The whole novel is fully immersed in Latin culture further reinforcing the themes of the present day tensions between the United States government and the people of Mexico. I personally love reading books that involve cultures different than my own, and this was no exception. My only issue was the minimal food references in this book. Like, I understand that Carmen had her hands full trying to overthrow a corrupt government while also dealing with a rift in La Voz and saving the love of her life’s life, but I’m of the opinion that any book is made better when it incorporates scenes featuring food.
That being said, there is a frequent reference to an alcoholic fermented pineapple drink, especially among people outside the border and La Voz. With that in mind and keeping with the Latin culture of the duology, I decided to pair this novel with pineapple empanadas.
Pineapple Empanadas Recipe
A few notes on this recipe: I would not use more than one tablespoon of filing for each empanada or you’ll run the risk of overstuffing. Also, in my experience, this recipe yields more dough than needed, so don’t be afraid to vary your dough circles sizes to find out what works best through trial and error. Finally, be prepared for your kitchen to smell absolutely AMAZING when making the filling!
Making the empanadas themselves can be very time consuming, but also pretty fun! Also, don’t forget the egg wash + cinnamon sugar step right before you pop them in the oven.
The finished product! This recipe yields quite a few empanadas, so get ready to share with your friends and family. 🙂
- 1½ cups water
- 1 piece star of anise *I omitted this.
- 1 1-2 inch cinnamon stick
- 3½ cups all purpose flour
- ½ cup white sugar
- 1½ tsps baking powder
- ½ tsp salt
- 1 cup shortening
- 1 fresh pineapple
- 1 cup sugar
- ¼ tsp ground cinnamon
- ½ tsp vanilla extract
- 2 tbsp cornstarch
- 2 tbsp cold water
- 1 egg
- 1 tbsp water
- ½ cup sugar
- ½ tsp ground cinnamon
- Add anise and cinnamon stick to a small pot with the water and bring to a boil.

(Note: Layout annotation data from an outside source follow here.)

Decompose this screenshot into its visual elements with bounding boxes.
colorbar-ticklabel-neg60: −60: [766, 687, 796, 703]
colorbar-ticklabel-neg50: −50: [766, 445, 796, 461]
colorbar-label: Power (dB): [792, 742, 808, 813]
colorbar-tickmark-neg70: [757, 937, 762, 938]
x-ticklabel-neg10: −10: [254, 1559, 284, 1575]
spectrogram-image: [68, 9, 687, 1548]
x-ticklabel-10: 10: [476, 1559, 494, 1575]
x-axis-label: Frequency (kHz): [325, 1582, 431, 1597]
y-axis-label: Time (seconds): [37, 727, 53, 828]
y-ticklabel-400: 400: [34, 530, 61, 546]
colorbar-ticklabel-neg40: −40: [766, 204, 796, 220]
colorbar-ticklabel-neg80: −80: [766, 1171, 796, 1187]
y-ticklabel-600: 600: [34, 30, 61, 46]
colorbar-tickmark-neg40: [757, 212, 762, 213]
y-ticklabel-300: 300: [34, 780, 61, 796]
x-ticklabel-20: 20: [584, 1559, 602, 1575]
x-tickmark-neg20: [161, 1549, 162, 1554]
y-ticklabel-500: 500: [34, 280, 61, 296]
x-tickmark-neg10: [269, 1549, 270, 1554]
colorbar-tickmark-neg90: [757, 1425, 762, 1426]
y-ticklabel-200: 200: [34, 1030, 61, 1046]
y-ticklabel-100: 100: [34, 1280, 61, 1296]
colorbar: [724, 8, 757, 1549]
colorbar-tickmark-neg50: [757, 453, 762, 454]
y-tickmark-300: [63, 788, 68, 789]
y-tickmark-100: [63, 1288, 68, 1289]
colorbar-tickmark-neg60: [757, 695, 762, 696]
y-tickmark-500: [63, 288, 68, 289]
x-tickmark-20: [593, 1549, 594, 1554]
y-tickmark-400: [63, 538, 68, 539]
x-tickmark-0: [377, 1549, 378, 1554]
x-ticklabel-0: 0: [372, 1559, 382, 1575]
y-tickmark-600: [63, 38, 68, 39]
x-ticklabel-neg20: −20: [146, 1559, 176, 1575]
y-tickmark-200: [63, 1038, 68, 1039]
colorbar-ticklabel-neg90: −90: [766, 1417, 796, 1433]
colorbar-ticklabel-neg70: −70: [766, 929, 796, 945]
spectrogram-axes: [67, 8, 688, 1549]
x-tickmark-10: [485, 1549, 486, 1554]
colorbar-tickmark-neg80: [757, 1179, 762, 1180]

- After boiling for about three minutes, remove from the heat and set aside to cool.
- Mix all dry ingredients together in a large bowl.
- Heat shortening in the microwave until just starting to melt (15 seconds at a time). Mix in shortening with the dry ingredients and fully combine.
- Strain the cinnamon and anise from the pot of water. Mix ½ cup of the spice water into the dry ingredients.
- Continue mixing until a lumpy dough forms. Add a bit more water until the dough is firm and slightly sticky.
- Cover the dough loosely and let sit for 30 minutes.
- Chop a fresh pineapple into small pieces.
- Add pineapple, sugar, cinnamon, and vanilla to a sock pot and bring to the boil while stirring occasionally.
- Once boiling, reduce to a simmer and continue to cook while occasionally stirring for 15 minutes. If needed, break up larger pieces of pineapple.
- Combine water and cornstarch in a small cup. Add to the pineapple mixture.
- Continue to cook until the filling starts to take shape and thicken.
- Remove from heat and allow to cool.
- Preheat oven to 350°
- Prepare your dough working station by generously sprinkling with flour.
- Form the dough into 24-28 golf ball-sized balls.
- Flatten the balls into circles roughly four inches in diameter using a rolling pin or your lower palm.
- Add 1-1½ tablespoons of the filling to the center of each circle.
- Fold over the edges of the bowl and seal the edges with your fingertips or a fork.
- Place the empanadas on a lined baking sheet and brush egg wash onto each one.
- Sprinkle about half of the cinnamon sugar topping over the empanadas.
- Bake until golden brown, typically about 20 minutes.
- While still warm, sprinkle the rest of the cinnamon sugar mixture onto the empanadas and enjoy!